BTL 2018 “Permite a um destino que foi atingido no coração mostrar o que tem de melhor”

BTL 2018 “Permite a um destino que foi atingido no coração mostrar o que tem de melhor”

O Centro de Portugal viveu um verão difícil devido às elevadas perdas causadas pelos incêndios, no entanto, assume agora um lugar privilegiado como Destino Nacional Convidado, na edição deste ano da Bolsa de Turismo de Lisboa, que decorre de 28 de fevereiro a 04 de março. Em conferência de imprensa realizada esta quarta-feira no Museu da Cerveja, em Lisboa, o Turismo Centro de Portugal (TCP) revelou quais as novidades e iniciativas presentes no evento.

“A primeira nota é um agradecimento à Feira Internacional de Lisboa e à direção da BTL pelo gesto solidário, no sentido em que, esta edição de 2018, permite a um destino que foi atingido no seu coração no ano transato de 2017, mostrar o que tem de melhor e simultaneamente se poder reerguer e repor a normalidade na sua atividade turística”, começou por referir Pedro Machado, presidente do Turismo Centro de Portugal.

Cinco anos depois, o Centro de Portugal volta a ser Destino Convidado, com “aquela que é a maior representação física alguma vez feita pelo TCP na Bolsa de Turismo de Lisboa”, anunciou o responsável. Em 2018 a área do stand terá 702 metros quadrados, mais 54 que no ano anterior.

De acordo com Pedro Machado, uma das principais novidades é que ao contrário das últimas edições, “muito centradas na produção e na afirmação da marca”, em 2018 será “mais centrada nos seus produtos”.

Na mesma sequência de ajudar a região centro a reerguer-se, outra das curiosidades é a participação de dez empresas dos territórios atingidos, “essencialmente de animação turística” e de forma “totalmente gratuita”, mencionou o responsável.

No stand do Centro de Portugal estarão assim representadas 30 empresas e instituições (incluindo as dez afetadas pelos incêndios), além das oito Comunidades Intermunicipais (CIM) – Beira Baixa, Beiras e Serra da Estrela, Médio Tejo, Oeste, Região de Aveiro, Região de Coimbra, Região de Leiria e Viseu Dão Lafões.

Esta vai também ser uma edição mais interativa, onde se vai apelar às sensações dos visitantes. “A terceira novidade tem a ver com a implementação no stand de um conjunto de simuladores artificiais de alguns dos nossos produtos âncora”, divulgou Pedro Machado. O principal destaque vai para os dois simuladores, um de surf e outro de bicicleta, alusivos a duas vertentes turísticas no centro do país: o mar e o turismo de natureza.

Haverá ainda um espaço dedicado aos Lugares do Património Mundial desta área geográfica, como os Mosteiros de Alcobaça e Batalha, o Convento de Cristo e a Universidade de Coimbra, e será dado um particular destaque à apresentação dos Produtos Turísticos Integrados – “um programa de investimento de 8,5 milhões de euros, alavancado pelo Centro 2020”, revelou Pedro Machado.

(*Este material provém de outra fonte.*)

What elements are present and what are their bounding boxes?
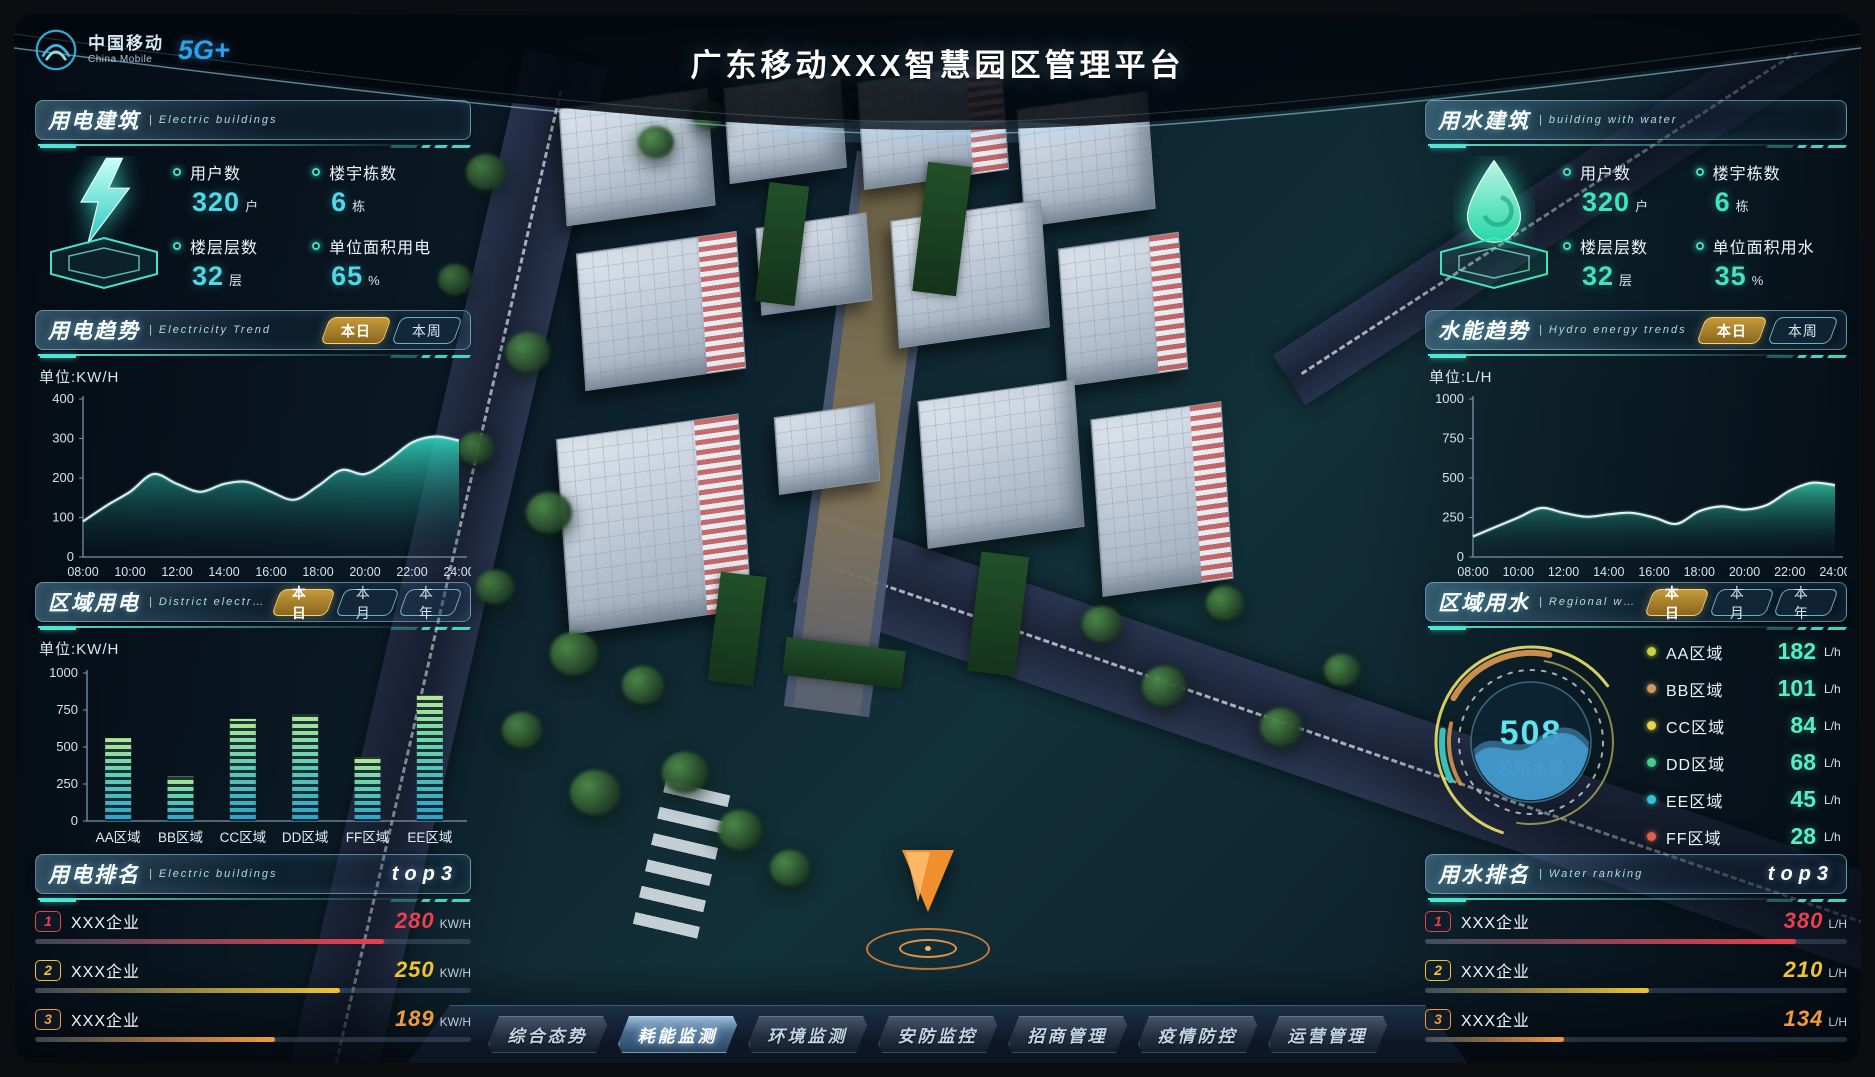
legend-dot-icon	[1647, 758, 1656, 767]
time-range-tabs: 本日本周	[325, 317, 458, 344]
svg-text:200: 200	[52, 470, 74, 485]
rank-badge: 2	[1425, 960, 1451, 981]
ranking-row: 3XXX企业134L/H	[1425, 1006, 1847, 1042]
legend-dot-icon	[1647, 647, 1656, 656]
svg-text:1000: 1000	[49, 665, 78, 680]
rank-progress-track	[35, 939, 471, 944]
svg-text:AA区域: AA区域	[96, 830, 141, 845]
rank-badge: 3	[35, 1009, 61, 1030]
building	[576, 231, 746, 391]
tree	[770, 850, 810, 886]
nav-tab-2[interactable]: 耗能监测	[618, 1016, 737, 1053]
svg-text:08:00: 08:00	[1457, 565, 1488, 579]
panel-water-building: 用水建筑 | building with water 用户数320户楼宇栋数6栋…	[1425, 100, 1847, 292]
panel-title: 区域用水	[1438, 587, 1530, 617]
svg-text:22:00: 22:00	[1774, 565, 1805, 579]
panel-electricity-trend: 用电趋势 | Electricity Trend 本日本周 单位:KW/H 01…	[35, 310, 471, 590]
svg-text:14:00: 14:00	[208, 565, 239, 579]
svg-text:12:00: 12:00	[1548, 565, 1579, 579]
rank-progress-fill	[35, 1037, 275, 1042]
stat-item: 楼宇栋数6栋	[312, 160, 471, 218]
rank-badge: 1	[1425, 911, 1451, 932]
ranking-row: 2XXX企业250KW/H	[35, 957, 471, 993]
svg-text:14:00: 14:00	[1593, 565, 1624, 579]
building	[917, 379, 1084, 549]
rank-progress-fill	[1425, 988, 1649, 993]
svg-text:0: 0	[71, 813, 78, 828]
electricity-trend-chart: 010020030040008:0010:0012:0014:0016:0018…	[35, 389, 471, 590]
svg-text:16:00: 16:00	[255, 565, 286, 579]
svg-text:750: 750	[56, 702, 78, 717]
time-tab-3[interactable]: 本年	[1773, 589, 1839, 616]
rank-progress-track	[1425, 988, 1847, 993]
ranking-row: 2XXX企业210L/H	[1425, 957, 1847, 993]
panel-title: 用水排名	[1438, 859, 1530, 889]
svg-text:400: 400	[52, 391, 74, 406]
svg-text:CC区域: CC区域	[220, 830, 266, 845]
panel-header: 用水建筑 | building with water	[1425, 100, 1847, 140]
panel-subtitle: | Electricity Trend	[149, 324, 271, 336]
electricity-ranking-list: 1XXX企业280KW/H2XXX企业250KW/H3XXX企业189KW/H	[35, 894, 471, 1042]
panel-header: 用电排名 | Electric buildings top3	[35, 854, 471, 894]
bullet-icon	[1696, 168, 1704, 176]
time-tab-1[interactable]: 本日	[320, 317, 392, 344]
panel-title: 用电排名	[48, 859, 140, 889]
svg-text:0: 0	[67, 549, 74, 564]
bullet-icon	[1563, 168, 1571, 176]
rank-progress-track	[35, 1037, 471, 1042]
legend-dot-icon	[1647, 684, 1656, 693]
time-tab-1[interactable]: 本日	[271, 589, 335, 616]
legend-dot-icon	[1647, 832, 1656, 841]
panel-title: 用电建筑	[48, 105, 140, 135]
tree	[622, 666, 664, 704]
tree	[662, 752, 708, 793]
legend-dot-icon	[1647, 721, 1656, 730]
stat-item: 楼层层数32层	[173, 234, 308, 292]
svg-text:20:00: 20:00	[1729, 565, 1760, 579]
unit-label: 单位:KW/H	[39, 638, 471, 659]
panel-subtitle: | Regional water	[1539, 596, 1640, 608]
crosswalk	[632, 781, 731, 944]
top3-badge: top3	[1768, 863, 1834, 886]
building	[774, 403, 881, 495]
total-water-gauge: 508总用水量	[1425, 634, 1637, 851]
hydro-trend-chart: 0250500750100008:0010:0012:0014:0016:001…	[1425, 389, 1847, 590]
legend-item: DD区域68L/h	[1647, 749, 1847, 776]
rank-badge: 1	[35, 911, 61, 932]
electric-building-stats: 用户数320户楼宇栋数6栋楼层层数32层单位面积用电65%	[173, 156, 471, 292]
stat-item: 楼层层数32层	[1563, 234, 1692, 292]
tree	[692, 100, 724, 129]
svg-text:500: 500	[56, 739, 78, 754]
panel-subtitle: | building with water	[1539, 114, 1677, 126]
nav-tab-3[interactable]: 环境监测	[748, 1016, 867, 1053]
panel-header: 水能趋势 | Hydro energy trends 本日本周	[1425, 310, 1847, 350]
stat-item: 用户数320户	[173, 160, 308, 218]
svg-text:18:00: 18:00	[1684, 565, 1715, 579]
time-range-tabs: 本日本月本年	[276, 589, 458, 616]
rank-badge: 2	[35, 960, 61, 981]
panel-subtitle: | Water ranking	[1539, 868, 1643, 880]
svg-text:FF区域: FF区域	[346, 830, 390, 845]
svg-text:18:00: 18:00	[302, 565, 333, 579]
building	[1090, 401, 1233, 597]
svg-text:20:00: 20:00	[349, 565, 380, 579]
svg-text:16:00: 16:00	[1638, 565, 1669, 579]
panel-subtitle: | Electric buildings	[149, 868, 277, 880]
legend-item: FF区域28L/h	[1647, 823, 1847, 850]
stat-item: 楼宇栋数6栋	[1696, 160, 1847, 218]
tree	[550, 632, 598, 675]
svg-text:300: 300	[52, 431, 74, 446]
dashboard-frame: 中国移动 China Mobile 5G+ 广东移动XXX智慧园区管理平台 用电…	[14, 14, 1861, 1063]
panel-header: 用电建筑 | Electric buildings	[35, 100, 471, 140]
bottom-navigation: 综合态势耗能监测环境监测安防监控招商管理疫情防控运营管理	[488, 1016, 1387, 1053]
stat-item: 单位面积用水35%	[1696, 234, 1847, 292]
bullet-icon	[1696, 242, 1704, 250]
bullet-icon	[173, 168, 181, 176]
svg-text:24:00: 24:00	[443, 565, 471, 579]
panel-subtitle: | Hydro energy trends	[1539, 324, 1687, 336]
rank-progress-fill	[35, 988, 340, 993]
rank-progress-track	[35, 988, 471, 993]
rank-progress-fill	[35, 939, 384, 944]
panel-header: 区域用水 | Regional water 本日本月本年	[1425, 582, 1847, 622]
water-ranking-list: 1XXX企业380L/H2XXX企业210L/H3XXX企业134L/H	[1425, 894, 1847, 1042]
svg-text:250: 250	[1442, 510, 1464, 525]
tree	[1324, 654, 1360, 686]
svg-text:0: 0	[1457, 549, 1464, 564]
legend-item: BB区域101L/h	[1647, 675, 1847, 702]
svg-text:10:00: 10:00	[114, 565, 145, 579]
tree	[718, 810, 762, 850]
district-electricity-chart: 02505007501000AA区域BB区域CC区域DD区域FF区域EE区域	[35, 661, 471, 858]
lightning-icon	[35, 156, 173, 292]
legend-dot-icon	[1647, 795, 1656, 804]
water-drop-icon	[1425, 156, 1563, 292]
nav-tab-5[interactable]: 招商管理	[1008, 1016, 1127, 1053]
panel-electricity-ranking: 用电排名 | Electric buildings top3 1XXX企业280…	[35, 854, 471, 1042]
bullet-icon	[312, 168, 320, 176]
svg-text:EE区域: EE区域	[407, 830, 452, 845]
time-range-tabs: 本日本周	[1701, 317, 1834, 344]
rank-progress-track	[1425, 939, 1847, 944]
panel-title: 水能趋势	[1438, 315, 1530, 345]
svg-text:22:00: 22:00	[396, 565, 427, 579]
panel-electric-building: 用电建筑 | Electric buildings 用户数320户楼宇栋数6栋楼…	[35, 100, 471, 292]
rank-progress-fill	[1425, 939, 1796, 944]
time-tab-2[interactable]: 本周	[391, 317, 463, 344]
svg-text:500: 500	[1442, 470, 1464, 485]
nav-tab-1[interactable]: 综合态势	[488, 1016, 607, 1053]
building	[723, 72, 847, 184]
tree	[1206, 586, 1244, 620]
tree	[1260, 708, 1302, 746]
legend-item: CC区域84L/h	[1647, 712, 1847, 739]
svg-text:250: 250	[56, 776, 78, 791]
nav-tab-6[interactable]: 疫情防控	[1138, 1016, 1257, 1053]
ranking-row: 1XXX企业380L/H	[1425, 908, 1847, 944]
ranking-row: 3XXX企业189KW/H	[35, 1006, 471, 1042]
water-legend: AA区域182L/hBB区域101L/hCC区域84L/hDD区域68L/hEE…	[1637, 634, 1847, 851]
svg-text:BB区域: BB区域	[158, 830, 203, 845]
panel-hydro-trend: 水能趋势 | Hydro energy trends 本日本周 单位:L/H 0…	[1425, 310, 1847, 590]
svg-text:1000: 1000	[1435, 391, 1464, 406]
bullet-icon	[1563, 242, 1571, 250]
bullet-icon	[173, 242, 181, 250]
time-tab-2[interactable]: 本周	[1767, 317, 1839, 344]
rank-progress-fill	[1425, 1037, 1564, 1042]
svg-text:DD区域: DD区域	[282, 830, 329, 845]
ranking-row: 1XXX企业280KW/H	[35, 908, 471, 944]
svg-text:08:00: 08:00	[67, 565, 98, 579]
time-tab-1[interactable]: 本日	[1644, 589, 1710, 616]
time-tab-2[interactable]: 本月	[1709, 589, 1775, 616]
nav-tab-4[interactable]: 安防监控	[878, 1016, 997, 1053]
panel-regional-water: 区域用水 | Regional water 本日本月本年 508总用水量 AA区…	[1425, 582, 1847, 851]
building	[1058, 232, 1189, 387]
panel-header: 用水排名 | Water ranking top3	[1425, 854, 1847, 894]
panel-title: 用水建筑	[1438, 105, 1530, 135]
panel-header: 区域用电 | District electricity 本日本月本年	[35, 582, 471, 622]
svg-text:10:00: 10:00	[1503, 565, 1534, 579]
time-tab-2[interactable]: 本月	[335, 589, 399, 616]
panel-subtitle: | District electricity	[149, 596, 267, 608]
panel-title: 区域用电	[48, 587, 140, 617]
rank-badge: 3	[1425, 1009, 1451, 1030]
stat-item: 单位面积用电65%	[312, 234, 471, 292]
time-tab-1[interactable]: 本日	[1696, 317, 1768, 344]
panel-header: 用电趋势 | Electricity Trend 本日本周	[35, 310, 471, 350]
panel-water-ranking: 用水排名 | Water ranking top3 1XXX企业380L/H2X…	[1425, 854, 1847, 1042]
svg-text:100: 100	[52, 510, 74, 525]
svg-text:750: 750	[1442, 431, 1464, 446]
location-marker-icon	[866, 850, 990, 970]
tree	[1082, 606, 1122, 642]
svg-text:24:00: 24:00	[1819, 565, 1847, 579]
unit-label: 单位:KW/H	[39, 366, 471, 387]
rank-progress-track	[1425, 1037, 1847, 1042]
legend-item: AA区域182L/h	[1647, 638, 1847, 665]
panel-subtitle: | Electric buildings	[149, 114, 277, 126]
unit-label: 单位:L/H	[1429, 366, 1847, 387]
top3-badge: top3	[392, 863, 458, 886]
tree	[570, 770, 620, 815]
tree	[1142, 666, 1186, 706]
bullet-icon	[312, 242, 320, 250]
total-water-gauge-chart: 508总用水量	[1425, 634, 1637, 846]
legend-item: EE区域45L/h	[1647, 786, 1847, 813]
panel-title: 用电趋势	[48, 315, 140, 345]
nav-tab-7[interactable]: 运营管理	[1268, 1016, 1387, 1053]
panel-district-electricity: 区域用电 | District electricity 本日本月本年 单位:KW…	[35, 582, 471, 858]
water-building-stats: 用户数320户楼宇栋数6栋楼层层数32层单位面积用水35%	[1563, 156, 1847, 292]
svg-text:12:00: 12:00	[161, 565, 192, 579]
time-tab-3[interactable]: 本年	[398, 589, 462, 616]
time-range-tabs: 本日本月本年	[1649, 589, 1834, 616]
stat-item: 用户数320户	[1563, 160, 1692, 218]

Momentos de afirmação Institucional

Segundo Pedro Machado, existirão três momentos de afirmação institucional do TCP. “Teremos um momento de cooperação estratégica com a Associação Portuguesa das Agências de Viagens e Turismo (APAVT) que será assinado na Bolsa de Lisboa”, começou por referir o responsável, acrescentado que se trata de “um protocolo que faz do Centro de Portugal o destino preferido dos Agentes de Viagens de 2018”. Já o foram em 2017, e este ano, será consolidado no primeiro dia da edição, a 28 de fevereiro.

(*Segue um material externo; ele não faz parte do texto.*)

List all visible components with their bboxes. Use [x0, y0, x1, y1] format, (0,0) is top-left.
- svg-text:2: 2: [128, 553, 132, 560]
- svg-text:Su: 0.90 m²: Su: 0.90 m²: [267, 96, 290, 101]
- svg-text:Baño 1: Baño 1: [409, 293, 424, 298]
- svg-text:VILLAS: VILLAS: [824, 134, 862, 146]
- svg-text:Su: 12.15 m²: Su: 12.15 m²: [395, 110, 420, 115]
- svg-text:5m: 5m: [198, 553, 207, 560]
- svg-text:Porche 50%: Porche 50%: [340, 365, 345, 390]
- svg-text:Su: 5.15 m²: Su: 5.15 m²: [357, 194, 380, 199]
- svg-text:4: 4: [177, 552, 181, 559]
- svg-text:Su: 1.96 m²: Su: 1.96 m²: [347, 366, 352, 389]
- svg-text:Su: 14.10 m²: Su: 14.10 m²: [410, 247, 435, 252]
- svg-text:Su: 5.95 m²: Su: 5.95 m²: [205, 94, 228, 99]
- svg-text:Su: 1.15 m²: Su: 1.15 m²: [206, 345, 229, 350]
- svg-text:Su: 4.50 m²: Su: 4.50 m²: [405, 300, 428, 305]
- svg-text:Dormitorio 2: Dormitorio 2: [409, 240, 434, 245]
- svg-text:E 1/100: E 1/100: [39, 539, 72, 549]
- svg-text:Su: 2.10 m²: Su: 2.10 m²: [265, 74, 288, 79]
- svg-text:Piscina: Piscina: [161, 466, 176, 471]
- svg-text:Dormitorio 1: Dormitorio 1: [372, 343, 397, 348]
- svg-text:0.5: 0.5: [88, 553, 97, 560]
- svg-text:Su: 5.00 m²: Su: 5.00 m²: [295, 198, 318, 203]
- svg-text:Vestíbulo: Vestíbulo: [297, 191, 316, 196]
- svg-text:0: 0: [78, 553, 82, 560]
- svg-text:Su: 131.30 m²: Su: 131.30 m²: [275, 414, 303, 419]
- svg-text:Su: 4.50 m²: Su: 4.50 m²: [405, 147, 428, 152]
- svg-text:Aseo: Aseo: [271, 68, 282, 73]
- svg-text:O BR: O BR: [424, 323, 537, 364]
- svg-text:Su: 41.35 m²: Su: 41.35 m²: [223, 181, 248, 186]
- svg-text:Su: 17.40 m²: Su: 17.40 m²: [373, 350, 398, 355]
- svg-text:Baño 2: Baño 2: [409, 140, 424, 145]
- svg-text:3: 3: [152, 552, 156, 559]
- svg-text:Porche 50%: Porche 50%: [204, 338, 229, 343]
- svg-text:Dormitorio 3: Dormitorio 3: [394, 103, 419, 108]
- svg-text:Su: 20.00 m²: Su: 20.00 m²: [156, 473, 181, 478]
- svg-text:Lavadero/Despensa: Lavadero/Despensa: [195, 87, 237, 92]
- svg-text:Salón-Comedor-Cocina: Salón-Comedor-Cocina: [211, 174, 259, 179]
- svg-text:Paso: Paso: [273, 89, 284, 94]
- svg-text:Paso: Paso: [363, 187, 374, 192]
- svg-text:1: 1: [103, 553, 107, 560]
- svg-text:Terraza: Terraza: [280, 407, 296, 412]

A divulgação do plano de ação da Estratégia de Promoção da Região de Turismo EUROACE, uma cooperação transfronteiriça entre o Centro de Portugal, o Alentejo e a Estremadura Espanhola, é outro dos momentos que Pedro Machado considera determinante. “A ideia de cooperação transfronteiriça, de dois países se juntarem na afirmação de um destino turístico é matéria que nós levamos a sério”, afirmou o responsável do TCP.

Fátima Vila Maior, diretora da BTL, também presente na ocasião, não deixou de realçar como esta cooperação transfronteiriça “é importante para a criação de interesse turístico nos mercados mais longínquos”.

Pedro Machado anunciou ainda a assinatura de um protocolo com o Instituto do Emprego e da Formação Profissional (IEFP). “Temos hoje uma relação muito privilegiada com o IEFP, que tem nos seus centros, nomeadamente em Coimbra e Miranda do Corvo, cursos de especialização que são particularmente importantes para aquilo que é o trabalho da atividade turística”, disse o responsável. Adiantou ainda que vão realizar “ações concretas para qualificação de ativos” e eventualmente “fazer a reconversão de profissionais que estejam desempregados”.